Quite frankly, I think we’ve done a very poor job in our medical schools in providing that leadership that the public desperately needs. People listed to professors and think that they know what they’re talking about. In fact, I’ve heard medical educators spread as much misinformation as comes from some of the political groups hostile to this initiative. What do we do about it?
Dr LeRoy: Whoa, that’s interesting! If you’re not aware of something, you can’t understand it, bottom line! But I think people do now understand if you mention healthcare reform in the United States. I don’t have to ramp people up to that point of understanding. Obviously, just because these professors have a PhD, or MD behind your name doesn’t mean that they have a wealth of awareness about everything. Sometimes it gives them some degree of authority to profiticate about things they know nothing about. (I do it myself often. As a matter of fact, I’m going to do it right now. Be good at faking it!)
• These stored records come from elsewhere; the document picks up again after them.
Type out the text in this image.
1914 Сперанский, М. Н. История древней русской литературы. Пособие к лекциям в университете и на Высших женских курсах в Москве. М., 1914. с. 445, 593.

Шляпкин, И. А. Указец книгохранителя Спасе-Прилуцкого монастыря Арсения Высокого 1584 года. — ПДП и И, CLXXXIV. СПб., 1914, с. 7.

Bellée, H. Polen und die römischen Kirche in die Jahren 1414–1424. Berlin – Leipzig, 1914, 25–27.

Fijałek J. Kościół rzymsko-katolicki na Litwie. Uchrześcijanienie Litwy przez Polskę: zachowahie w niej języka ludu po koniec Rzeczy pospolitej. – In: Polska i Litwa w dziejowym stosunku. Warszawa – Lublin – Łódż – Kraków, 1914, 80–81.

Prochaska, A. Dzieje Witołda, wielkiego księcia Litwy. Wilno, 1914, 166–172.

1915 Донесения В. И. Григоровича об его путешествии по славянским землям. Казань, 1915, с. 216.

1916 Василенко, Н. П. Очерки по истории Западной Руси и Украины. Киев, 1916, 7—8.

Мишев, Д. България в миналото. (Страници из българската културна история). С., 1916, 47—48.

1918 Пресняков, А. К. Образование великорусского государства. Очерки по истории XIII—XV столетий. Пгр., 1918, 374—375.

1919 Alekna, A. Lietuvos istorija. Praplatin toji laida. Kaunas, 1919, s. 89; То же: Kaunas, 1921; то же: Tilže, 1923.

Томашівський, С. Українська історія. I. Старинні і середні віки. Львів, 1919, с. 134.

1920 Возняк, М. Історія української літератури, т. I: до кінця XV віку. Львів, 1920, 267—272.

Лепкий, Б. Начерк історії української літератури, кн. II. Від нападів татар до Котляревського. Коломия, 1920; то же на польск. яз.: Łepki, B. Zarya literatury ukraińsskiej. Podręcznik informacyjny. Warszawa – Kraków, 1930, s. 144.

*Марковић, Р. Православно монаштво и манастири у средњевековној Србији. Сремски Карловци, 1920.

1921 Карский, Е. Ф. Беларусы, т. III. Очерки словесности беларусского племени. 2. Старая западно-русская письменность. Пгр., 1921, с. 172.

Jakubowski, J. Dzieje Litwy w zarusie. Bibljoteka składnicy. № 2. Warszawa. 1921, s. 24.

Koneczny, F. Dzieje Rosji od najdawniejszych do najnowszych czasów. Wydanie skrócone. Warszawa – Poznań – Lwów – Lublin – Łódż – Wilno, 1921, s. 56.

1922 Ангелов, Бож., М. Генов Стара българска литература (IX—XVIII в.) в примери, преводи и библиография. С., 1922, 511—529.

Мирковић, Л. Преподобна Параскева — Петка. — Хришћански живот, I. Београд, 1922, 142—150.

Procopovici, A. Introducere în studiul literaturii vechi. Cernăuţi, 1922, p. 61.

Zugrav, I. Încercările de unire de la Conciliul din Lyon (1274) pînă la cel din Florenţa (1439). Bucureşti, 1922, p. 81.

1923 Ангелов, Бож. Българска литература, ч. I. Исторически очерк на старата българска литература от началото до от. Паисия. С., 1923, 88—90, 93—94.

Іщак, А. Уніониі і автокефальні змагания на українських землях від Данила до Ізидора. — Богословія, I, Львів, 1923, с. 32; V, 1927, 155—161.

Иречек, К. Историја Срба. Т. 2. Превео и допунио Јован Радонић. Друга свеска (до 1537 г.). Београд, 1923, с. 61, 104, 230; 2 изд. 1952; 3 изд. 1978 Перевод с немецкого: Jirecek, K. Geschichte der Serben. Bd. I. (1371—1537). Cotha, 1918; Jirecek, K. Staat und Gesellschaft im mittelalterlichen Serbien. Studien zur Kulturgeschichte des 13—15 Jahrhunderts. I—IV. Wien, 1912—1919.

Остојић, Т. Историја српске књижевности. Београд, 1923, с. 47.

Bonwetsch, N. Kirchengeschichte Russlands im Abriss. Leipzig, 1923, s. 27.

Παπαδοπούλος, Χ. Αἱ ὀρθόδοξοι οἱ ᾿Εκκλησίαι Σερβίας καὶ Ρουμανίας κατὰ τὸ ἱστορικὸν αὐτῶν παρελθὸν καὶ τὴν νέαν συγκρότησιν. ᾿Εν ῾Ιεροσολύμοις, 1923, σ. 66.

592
But just sharing your thoughts about the healthcare reform issues with folks around the break room at the office, discussing them with patients, and with legislators, can be important. Get to know the elements of the legislation – the good, the bad, and the ugly and the elements of healthcare reform – and talk about those things to people. Be that constant chatter box about those issues, and you’ll be amazed at how many times people will say “oh I didn’t realize that”. Then those people will talk to someone else. That’s all I can say we need to do. We need to clarify some of those misconceptions that are out there, but we have to understand them ourselves, very clearly. (We need an elevator speech for that.)
Dr Ross (Moderator): Thank you panelists very much, and also to everyone who asked the questions.